Dana Claxton works in film, video, photography, single- and multi-channel video installation, and performance art. Her practice investigates beauty, the body, the socio-political, and the spiritual. Her work has been shown internationally at the Museum of Modern Art, Walker Art Centre, Sundance Film Festival, Eiteljorg Museum, and the Museum of Contemporary Art (Sydney) and held in public collections including the Vancouver Art Gallery, National Gallery of Canada, Art Bank of Canada, and the Winnipeg Art Gallery. She has received numerous awards including the VIVA Award and the Eiteljorg Fellowship.
Her work was selected for a Vancouver Art Gallery career survery (2018), the 17th Biennale of Sydney (2010), Biennale de Montréal (2007), Biennale d’art contemporain du Havre, France (2006), Micro Wave, Hong Kong (2005) Art Star Biennale, Ottawa (2005), and Wro 03 Media Arts Biennale Wroclaw Poland (2003). She has created commissioned works for the University of Lethbridge Gallery, Alternator Gallery, Winnipeg Art Gallery, Urban Shaman, Moose Jaw Museum and Art Gallery, and Tribe. She has presented talks at the Getty Institute and the Art College Association and the Opening Week Forum of the Biennale of Sydney.
Claxton was born in Yorkton, Saskatchewan, and her family reserve is Lakota First Nations – Wood Mountain, located in beautiful southwest Saskatchewan. Her paternal Euro-Canadian grandmother taught her how to harvest and preserve food and her maternal Lakota grandmother taught her to seek justice. Dana is the youngest of four siblings, an auntie, niece, cousin, and daughter.

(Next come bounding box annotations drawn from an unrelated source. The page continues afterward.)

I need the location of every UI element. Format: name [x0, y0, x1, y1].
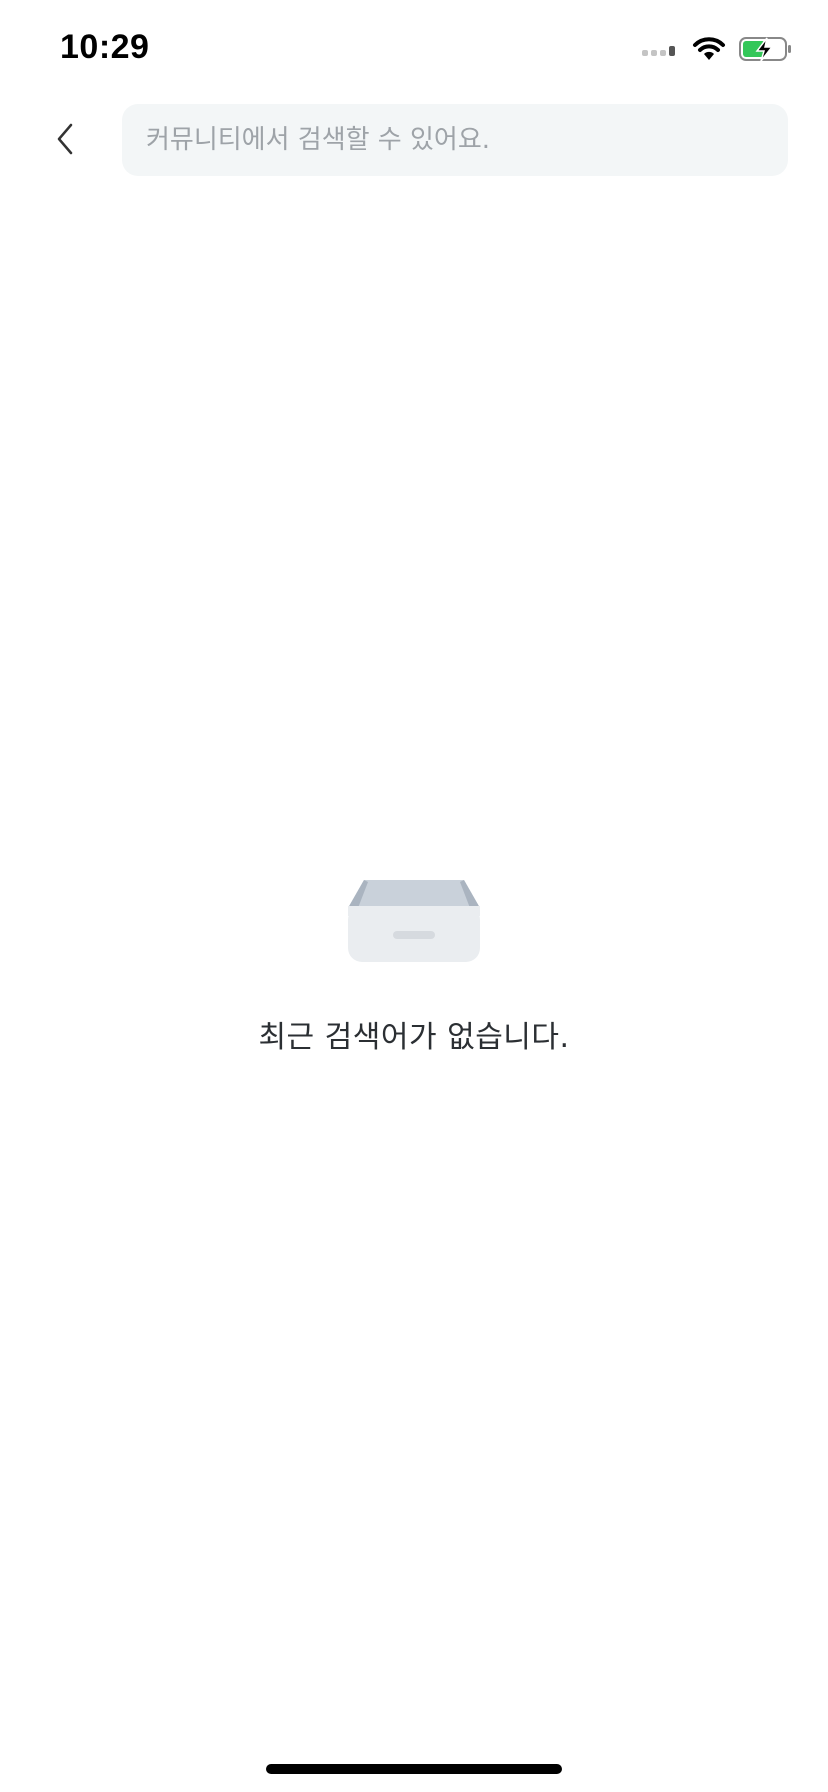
chevron-left-icon [57, 123, 73, 155]
status-time: 10:29 [60, 28, 150, 66]
status-icons [640, 34, 794, 64]
search-input[interactable] [144, 103, 788, 177]
battery-charging-icon [739, 37, 791, 62]
search-header [0, 100, 828, 180]
search-field[interactable] [122, 103, 788, 177]
empty-state: 최근 검색어가 없습니다. [0, 870, 828, 1056]
wifi-icon [693, 37, 725, 60]
empty-message: 최근 검색어가 없습니다. [258, 1020, 570, 1055]
signal-icon [642, 46, 675, 56]
home-indicator[interactable] [266, 1764, 562, 1774]
status-bar: 10:29 [0, 0, 828, 100]
empty-drawer-icon [348, 880, 480, 962]
back-button[interactable] [40, 114, 90, 164]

Dana Claxton reflects on historical archives and highlights the human propensity to render itself, from Indigenous rock art, to photography, to governmental correspondence. She addresses the complexities of colonialism–past and present–through strategic subversion, and investigates the buried histories of the Wild West, with specific attention to Sitting Bull who shares her Hunkpapa Lakota Sioux ancestry. The Art Gallery of Greater Victoria presents nine works from Claxton’s most recent series, “Indian Candy.” The works articulate her attempts “to bring forth a reversal of a whitewash of history by using vibrant colours to beautify the history and make historical discourses and research documents into critical contemporary art that has been influenced by pop art, political art, and shared and contested histories.”